Felt initial delight on checking site stats, at seeing a relatively enormous number of comments had been posted. Most turned out to be spam, which was mildly disappointing, though funnily enough I actually rather enjoyed reading them.

Is it compulsory, I wondered, for spam to be written so badly? Why would someone who is trying to flog a service – in this case, various kinds of web-hosting and SEO – opt for Double Dutch as their language of choice?

It seems a shame that such glorious examples of mediocre English should go to waste, so here are some of the best bits before I consign them to the trash.

“I like this weblog very much, Its a very nice berth to read and obtain information,” said the first spammer.

Aw, that’s nice, thanks! First time I’ve ever been told I have a nice berth – whatever that is.

Another spammer wrote: “I don’t unremarkably comment but I gotta admit appreciate it for the post on this special one”.

Glad to hear I am appreciated, if only “unremarkably”.

Winning the award for Most Incomprehensible Mangling of the English Language is this contender:  “Thanks for spending some time to talk about this approach, I think honestly with it and then cherish reading through more to do with this subject. However, if opportunity, any time you realize know-how, everything that thought processes updating your primary net equipped with in addition details? This is useful for me.” Sic.

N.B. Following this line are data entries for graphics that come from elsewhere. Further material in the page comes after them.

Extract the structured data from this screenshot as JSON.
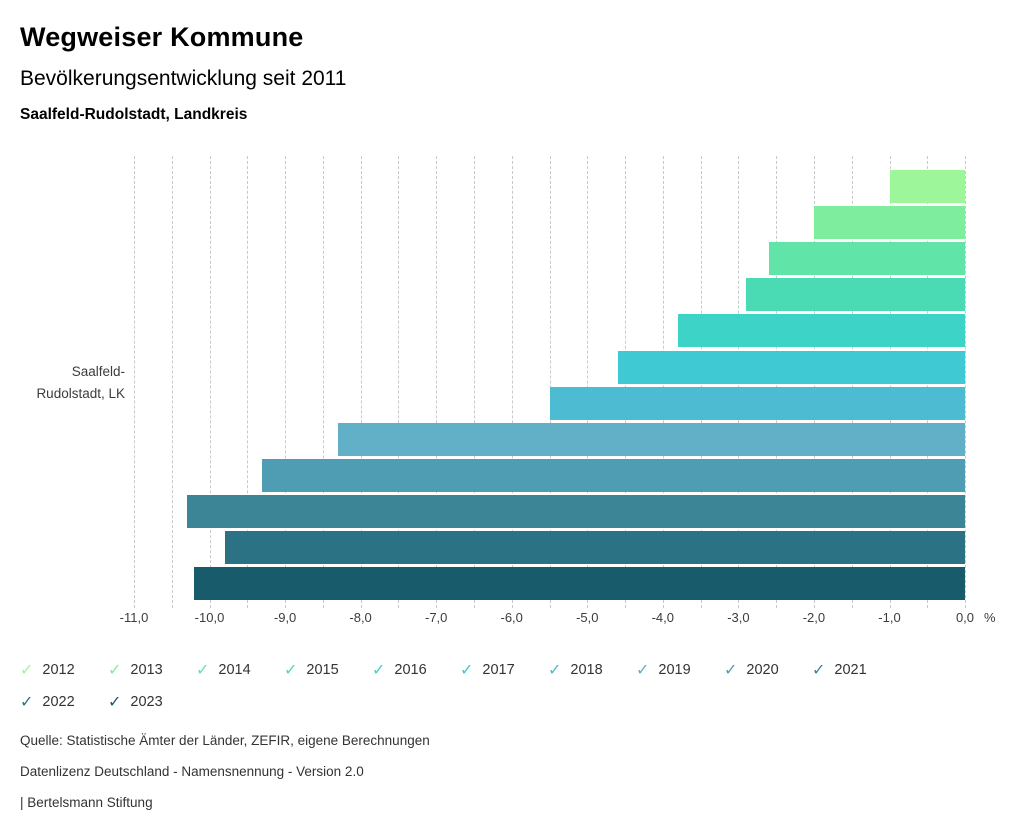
{
  "header": {
    "title": "Wegweiser Kommune",
    "subtitle": "Bevölkerungsentwicklung seit 2011",
    "region": "Saalfeld-Rudolstadt, Landkreis"
  },
  "chart_data": {
    "type": "bar",
    "orientation": "horizontal",
    "title": "Bevölkerungsentwicklung seit 2011",
    "category": "Saalfeld-Rudolstadt, LK",
    "category_label_lines": [
      "Saalfeld-",
      "Rudolstadt, LK"
    ],
    "axis_unit": "%",
    "xlim": [
      -11.0,
      0.0
    ],
    "gridline_step": 0.5,
    "grid": "dashed",
    "legend_position": "bottom",
    "x_ticks": [
      {
        "label": "-11,0",
        "value": -11
      },
      {
        "label": "-10,0",
        "value": -10
      },
      {
        "label": "-9,0",
        "value": -9
      },
      {
        "label": "-8,0",
        "value": -8
      },
      {
        "label": "-7,0",
        "value": -7
      },
      {
        "label": "-6,0",
        "value": -6
      },
      {
        "label": "-5,0",
        "value": -5
      },
      {
        "label": "-4,0",
        "value": -4
      },
      {
        "label": "-3,0",
        "value": -3
      },
      {
        "label": "-2,0",
        "value": -2
      },
      {
        "label": "-1,0",
        "value": -1
      },
      {
        "label": "0,0",
        "value": 0
      }
    ],
    "series": [
      {
        "year": "2012",
        "value": -1.0,
        "color": "#9df69a"
      },
      {
        "year": "2013",
        "value": -2.0,
        "color": "#7eee9e"
      },
      {
        "year": "2014",
        "value": -2.6,
        "color": "#61e4a7"
      },
      {
        "year": "2015",
        "value": -2.9,
        "color": "#4bdbb4"
      },
      {
        "year": "2016",
        "value": -3.8,
        "color": "#3dd3c6"
      },
      {
        "year": "2017",
        "value": -4.6,
        "color": "#3fc9d2"
      },
      {
        "year": "2018",
        "value": -5.5,
        "color": "#4dbcd2"
      },
      {
        "year": "2019",
        "value": -8.3,
        "color": "#62afc8"
      },
      {
        "year": "2020",
        "value": -9.3,
        "color": "#4e9db3"
      },
      {
        "year": "2021",
        "value": -10.3,
        "color": "#3b8597"
      },
      {
        "year": "2022",
        "value": -9.8,
        "color": "#2b7284"
      },
      {
        "year": "2023",
        "value": -10.2,
        "color": "#185c6b"
      }
    ]
  },
  "legend": {
    "check_glyph": "✓"
  },
  "footer": {
    "source": "Quelle: Statistische Ämter der Länder, ZEFIR, eigene Berechnungen",
    "license": "Datenlizenz Deutschland - Namensnennung - Version 2.0",
    "brand": "| Bertelsmann Stiftung"
  }
}
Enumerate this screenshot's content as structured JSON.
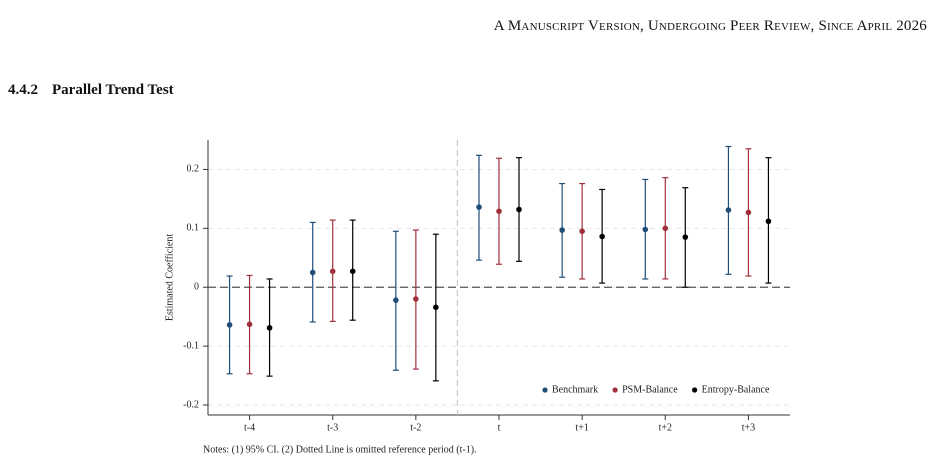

This latter one is so bad it’s probably the result of free online translation software. It reminded me of the results when, bored one night, I got the internet to translate Keats’ “Ode to a Nightingale” into French, and then back, then back into French, then back to English again. With each translation it became less and less coherent, and more and more funny. I might try it again sometime and post the results here.